This project proposes a class of novel bi-level variable selection method in high-dimensional regression models when there is group structure in covariates. The existing variable selection methods are designed for either individual variable selection or group selection, but not for both. Furthermore, standard methods for evaluating a statistical procedure assume that the number of variables in a model is fixed and much smaller than the sample size which, in general, are not applicable for high-dimensional settings. Analysis of high-dimensional data presents novel and challenging theoretical and computational questions in statistics. The proposed methods are capable of simultaneous group and individual variable selection within selected groups. For the proposed bi-level selection methods, computational algorithms will be developed and the theoretical properties in a class of important regression models will be investigated. The proposed methods are expected to be able to correctly select the important groups and variables simultaneously with high probability in sparse models even when the number of covariates is much larger than the sample size.
High-dimensional data arise in many scientific fields, including biology, economics, finance, information technology, and health sciences. In all these fields, the identification of important features from data is a crucial step in the process of scientific discovery. The intended applications of the proposed study are to the analysis of high-dimensional genomic data. In particular, the proposed research will obtain novel methods for genome wide association studies and genetic pathway regression analysis. These are two of the most important approaches for understanding how genes and genetic pathways cause common and complex diseases such as various types of cancers. The proposed research aims to translate novel statistical approaches into new methodologies for analyzing high-dimensional genomic data.

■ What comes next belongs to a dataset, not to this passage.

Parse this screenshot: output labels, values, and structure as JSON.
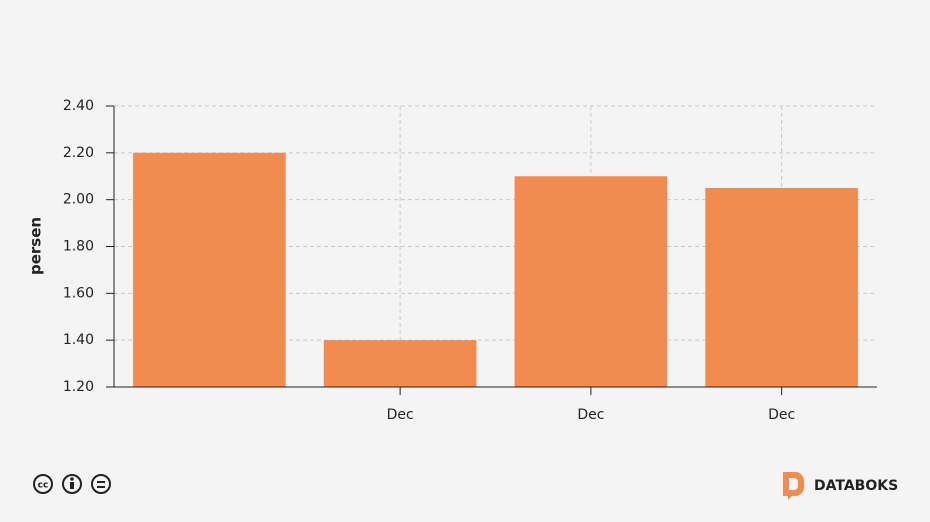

This project studies the problem of variable selection in high-dimensional statistical models. High-dimensional data arise in many scientific fields, including biology, economics, finance, information technology, and health sciences. In all these fields, the identification of important features from data is a crucial step in the process of scientific discovery. The methods developed in this project are broadly applicable to high-dimensional feature selection problems. In particular, they are applicable to the analysis of high-dimensional genomic data, where the goal is to identify genetic elements that cause common and complex diseases so as to contribute to better disease diagnosis, prognosis prediction and treatment selection. This project develops a class of novel bi-level variable selection methods in high-dimensional regression models when there is group structure in variables. The existing variable selection methods are designed for either individual variable selection or group selection, but not for both. The proposed methods are capable of selecting important groups as well as important groups. This property is particularly useful in the analysis of genomic data for finding genes that are related to disease, where it is important to take into account the grouping structure of genes in terms of biological pathways or functional groups. In this type of analysis, it is important to identify genes as well as biological pathways or functional groups. Novel theoretical properties of the methods developed under this project are studied and efficient computational algorithms are developed to implement the methods. In addition, this project provided training to five graduate students. Three of them, including a female student, have obtained their Ph.D. degree (one in statistics, one in biostatistics and one in applied mathematics), and the other two are working towards their Ph.D. degree in statistics and biostatistics on the topics that are generated during the course of this project.